Makish abrió la boca para responder, pero después la cerró.

Permaneció en silencio durante varios minutos. Al final encontró su voz.

—Me temía algo parecido, pero esperaba estar equivocado. Son oponentes formidables, y sospecho que también enemigos implacables. Es posible que ya sepan quién preparó la trampa en el Depósito de la Armada. Si hay algo cierto, es que ya no hay vuelta atrás para mí. Mis servicios están a tu disposición. ¿Puedo suponer que ya tienes planeado un nuevo curso de acción para enfrentarte a este contratiempo?

—Se hacía necesaria una ligera modificación de mi programa —dijo la Muerte Roja—. Revisé los detalles en cuanto descubrí que nuestra presa había conseguido escapar. El plan se desarrollará tal y como estaba previsto.

—Estoy totalmente seguro de que ahora esperarán problemas —dijo Makish—. Ése es el verdadero problema.

—No creo —respondió la Muerte Roja—. Su atención está centrada en mí. Los dos quieren encontrarme, así que desapareceré. Me quedaré quieto y dejaré que los demás trabajen para mí.

—Estoy confuso, señor —dijo Makish—. ¿Me lo podrías explicar?

—A medida que en las próximas noches se desarrollen los acontecimientos comprenderás mejor. Una estocada mortal es lo más eficaz, pero un golpe demoledor es igualmente útil. —La Muerte Roja hizo una pausa—. Mientras tanto, tengo nuevas instrucciones. Deberían representar un reto para ti, como asesino y como artista.

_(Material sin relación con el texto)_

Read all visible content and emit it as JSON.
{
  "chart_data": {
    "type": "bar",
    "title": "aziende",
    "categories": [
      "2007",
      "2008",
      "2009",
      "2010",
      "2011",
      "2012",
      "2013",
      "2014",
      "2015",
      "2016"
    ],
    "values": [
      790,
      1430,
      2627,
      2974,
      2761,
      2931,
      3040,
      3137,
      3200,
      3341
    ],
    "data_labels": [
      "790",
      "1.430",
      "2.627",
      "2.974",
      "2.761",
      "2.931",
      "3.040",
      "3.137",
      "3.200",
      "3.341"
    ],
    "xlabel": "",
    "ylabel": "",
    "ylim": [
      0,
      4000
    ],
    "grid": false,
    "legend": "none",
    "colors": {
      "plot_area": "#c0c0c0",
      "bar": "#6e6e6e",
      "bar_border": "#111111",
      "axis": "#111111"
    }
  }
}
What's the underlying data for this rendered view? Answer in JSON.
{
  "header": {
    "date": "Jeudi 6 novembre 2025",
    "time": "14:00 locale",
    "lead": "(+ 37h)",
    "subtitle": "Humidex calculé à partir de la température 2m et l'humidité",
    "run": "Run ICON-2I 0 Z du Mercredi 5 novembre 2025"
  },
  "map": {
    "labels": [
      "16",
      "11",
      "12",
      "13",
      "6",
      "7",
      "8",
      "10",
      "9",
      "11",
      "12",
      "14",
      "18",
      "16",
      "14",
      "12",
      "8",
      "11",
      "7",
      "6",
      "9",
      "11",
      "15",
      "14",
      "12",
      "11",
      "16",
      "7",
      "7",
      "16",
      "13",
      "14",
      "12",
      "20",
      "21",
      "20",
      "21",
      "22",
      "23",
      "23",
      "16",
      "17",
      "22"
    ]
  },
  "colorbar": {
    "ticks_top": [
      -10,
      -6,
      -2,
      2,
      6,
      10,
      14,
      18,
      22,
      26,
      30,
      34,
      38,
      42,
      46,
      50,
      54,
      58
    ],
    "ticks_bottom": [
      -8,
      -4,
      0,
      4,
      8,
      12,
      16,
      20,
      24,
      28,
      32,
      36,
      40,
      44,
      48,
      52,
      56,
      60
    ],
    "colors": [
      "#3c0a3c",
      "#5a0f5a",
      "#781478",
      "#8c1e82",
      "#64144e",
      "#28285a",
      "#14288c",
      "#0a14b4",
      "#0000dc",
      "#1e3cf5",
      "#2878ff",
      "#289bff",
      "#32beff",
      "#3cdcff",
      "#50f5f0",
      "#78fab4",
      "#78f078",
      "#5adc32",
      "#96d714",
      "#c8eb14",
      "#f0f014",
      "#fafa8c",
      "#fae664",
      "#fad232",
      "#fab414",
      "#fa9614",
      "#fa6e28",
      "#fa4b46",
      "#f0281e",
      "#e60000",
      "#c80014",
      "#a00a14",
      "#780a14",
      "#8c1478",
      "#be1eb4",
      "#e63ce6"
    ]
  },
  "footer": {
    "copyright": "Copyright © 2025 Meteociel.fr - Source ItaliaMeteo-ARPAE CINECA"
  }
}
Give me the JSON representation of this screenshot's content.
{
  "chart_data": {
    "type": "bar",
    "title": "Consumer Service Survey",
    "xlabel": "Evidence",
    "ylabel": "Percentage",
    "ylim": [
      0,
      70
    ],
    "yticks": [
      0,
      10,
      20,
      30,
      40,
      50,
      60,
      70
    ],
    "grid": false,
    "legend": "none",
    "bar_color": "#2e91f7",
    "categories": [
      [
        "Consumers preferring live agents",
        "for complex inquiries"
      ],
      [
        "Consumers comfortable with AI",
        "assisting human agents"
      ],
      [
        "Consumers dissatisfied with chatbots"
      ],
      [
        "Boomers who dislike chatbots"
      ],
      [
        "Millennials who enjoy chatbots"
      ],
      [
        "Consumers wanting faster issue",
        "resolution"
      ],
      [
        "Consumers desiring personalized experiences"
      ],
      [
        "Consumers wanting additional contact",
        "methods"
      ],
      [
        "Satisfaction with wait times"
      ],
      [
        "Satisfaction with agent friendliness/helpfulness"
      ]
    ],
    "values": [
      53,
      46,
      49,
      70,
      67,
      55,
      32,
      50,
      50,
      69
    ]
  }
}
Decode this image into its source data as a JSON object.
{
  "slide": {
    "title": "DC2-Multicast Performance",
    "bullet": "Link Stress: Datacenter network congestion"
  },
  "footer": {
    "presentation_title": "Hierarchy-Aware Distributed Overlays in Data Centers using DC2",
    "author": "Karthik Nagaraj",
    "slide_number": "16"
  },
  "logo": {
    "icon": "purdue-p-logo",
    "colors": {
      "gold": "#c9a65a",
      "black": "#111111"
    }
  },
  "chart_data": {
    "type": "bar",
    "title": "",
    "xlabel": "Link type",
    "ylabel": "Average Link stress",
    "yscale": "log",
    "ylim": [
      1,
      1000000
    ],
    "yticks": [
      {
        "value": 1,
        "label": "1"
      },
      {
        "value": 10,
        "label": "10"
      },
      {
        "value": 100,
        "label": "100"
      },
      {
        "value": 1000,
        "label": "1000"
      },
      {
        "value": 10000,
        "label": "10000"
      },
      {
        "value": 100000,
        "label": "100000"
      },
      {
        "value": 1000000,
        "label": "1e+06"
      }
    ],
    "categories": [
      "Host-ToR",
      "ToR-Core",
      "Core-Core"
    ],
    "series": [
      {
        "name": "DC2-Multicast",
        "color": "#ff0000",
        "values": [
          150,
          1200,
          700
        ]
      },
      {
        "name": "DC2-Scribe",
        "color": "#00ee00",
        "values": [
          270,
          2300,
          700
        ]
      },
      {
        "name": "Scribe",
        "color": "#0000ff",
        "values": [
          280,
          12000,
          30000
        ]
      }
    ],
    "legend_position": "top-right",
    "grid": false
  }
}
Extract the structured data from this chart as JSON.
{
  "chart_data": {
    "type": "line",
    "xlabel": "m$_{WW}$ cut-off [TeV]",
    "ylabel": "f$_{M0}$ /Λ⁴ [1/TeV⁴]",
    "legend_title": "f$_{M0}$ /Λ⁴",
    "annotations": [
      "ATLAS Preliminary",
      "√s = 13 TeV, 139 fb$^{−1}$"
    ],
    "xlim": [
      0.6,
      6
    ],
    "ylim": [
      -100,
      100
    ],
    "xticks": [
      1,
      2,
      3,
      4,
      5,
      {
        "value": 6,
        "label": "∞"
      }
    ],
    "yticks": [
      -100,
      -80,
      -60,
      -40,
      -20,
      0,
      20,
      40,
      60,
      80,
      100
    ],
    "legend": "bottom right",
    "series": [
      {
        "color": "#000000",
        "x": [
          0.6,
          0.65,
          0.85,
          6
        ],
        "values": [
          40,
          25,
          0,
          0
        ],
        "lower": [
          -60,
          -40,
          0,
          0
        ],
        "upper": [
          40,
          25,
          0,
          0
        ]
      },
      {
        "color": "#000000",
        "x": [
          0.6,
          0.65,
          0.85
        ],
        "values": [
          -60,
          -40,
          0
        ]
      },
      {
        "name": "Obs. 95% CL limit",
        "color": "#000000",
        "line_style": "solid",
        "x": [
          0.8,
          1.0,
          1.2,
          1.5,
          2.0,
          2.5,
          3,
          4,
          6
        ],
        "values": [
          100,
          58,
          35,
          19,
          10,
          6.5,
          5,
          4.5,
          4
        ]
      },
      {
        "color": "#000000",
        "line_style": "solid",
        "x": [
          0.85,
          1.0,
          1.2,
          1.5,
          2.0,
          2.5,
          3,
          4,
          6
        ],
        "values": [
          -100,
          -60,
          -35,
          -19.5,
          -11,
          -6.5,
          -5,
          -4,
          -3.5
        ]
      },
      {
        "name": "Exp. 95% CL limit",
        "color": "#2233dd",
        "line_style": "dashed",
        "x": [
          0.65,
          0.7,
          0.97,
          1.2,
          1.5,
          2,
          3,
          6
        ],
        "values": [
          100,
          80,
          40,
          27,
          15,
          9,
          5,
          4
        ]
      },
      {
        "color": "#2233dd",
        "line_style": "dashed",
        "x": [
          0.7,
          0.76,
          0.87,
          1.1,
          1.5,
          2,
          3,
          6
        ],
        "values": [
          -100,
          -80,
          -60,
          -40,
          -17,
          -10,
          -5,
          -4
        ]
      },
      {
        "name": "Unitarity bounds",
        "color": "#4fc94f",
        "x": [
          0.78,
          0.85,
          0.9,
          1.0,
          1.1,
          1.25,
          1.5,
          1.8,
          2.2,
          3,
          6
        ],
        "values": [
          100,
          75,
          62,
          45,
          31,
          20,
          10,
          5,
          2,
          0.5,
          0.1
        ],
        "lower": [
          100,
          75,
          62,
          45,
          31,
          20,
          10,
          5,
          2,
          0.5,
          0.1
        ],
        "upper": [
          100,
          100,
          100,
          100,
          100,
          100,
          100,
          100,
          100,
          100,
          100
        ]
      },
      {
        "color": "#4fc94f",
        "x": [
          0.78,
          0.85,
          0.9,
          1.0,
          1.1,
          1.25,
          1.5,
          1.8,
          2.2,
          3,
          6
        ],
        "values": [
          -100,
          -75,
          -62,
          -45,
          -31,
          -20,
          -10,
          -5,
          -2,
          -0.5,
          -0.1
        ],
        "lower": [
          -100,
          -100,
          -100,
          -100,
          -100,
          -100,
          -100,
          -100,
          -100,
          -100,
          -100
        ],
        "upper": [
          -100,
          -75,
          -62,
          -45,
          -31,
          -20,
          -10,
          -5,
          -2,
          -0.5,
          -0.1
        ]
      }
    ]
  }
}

—¿De qué se trata? —preguntó Makish—. Estoy ansioso por demostrar mi valía después de los desafortunados incidentes de esta noche. Estaría dispuesto incluso a rebajar mis tarifas.

—Qué generoso —dijo sarcástica la Muerte Roja—. No, no sufrirás esa agonía. Te pagaré lo que convenimos por el trabajo, ya que vale cada dólar. Quiero que mates a una compatriota Assamita.

Makish frunció el ceño.

—Temía que dijeras eso. Normalmente no es posible aceptar tales contratos, pero desde que abandoné a mi clan, hace tiempo que no me preocupan sus reglas de conducta. Por tanto aceptaré, aunque no sin cierto pesar.

—No esperaba menos —dijo la Muerte Roja—. Mis planes proceden a demasiada velocidad como para encargarme de todos los cabos sueltos. La mascota del Príncipe Vargoss, el Ángel Oscuro, ha jurado destruirme en venganza por haber matado a su hermana. Es una enemiga peligrosa por diversas razones. Quiero que la elimines, y cuanto antes mejor.

—Me ocuparé de ella mañana —dijo Makish—. Es una luchadora mortal, pero yo soy mejor. Además, a este Ángel Oscuro le ciegan sus pasiones. Un asesino debe carecer de emociones. Su sed de venganza será su perdición. Dentro de veinticuatro horas se unirá a su hermana en el Infierno.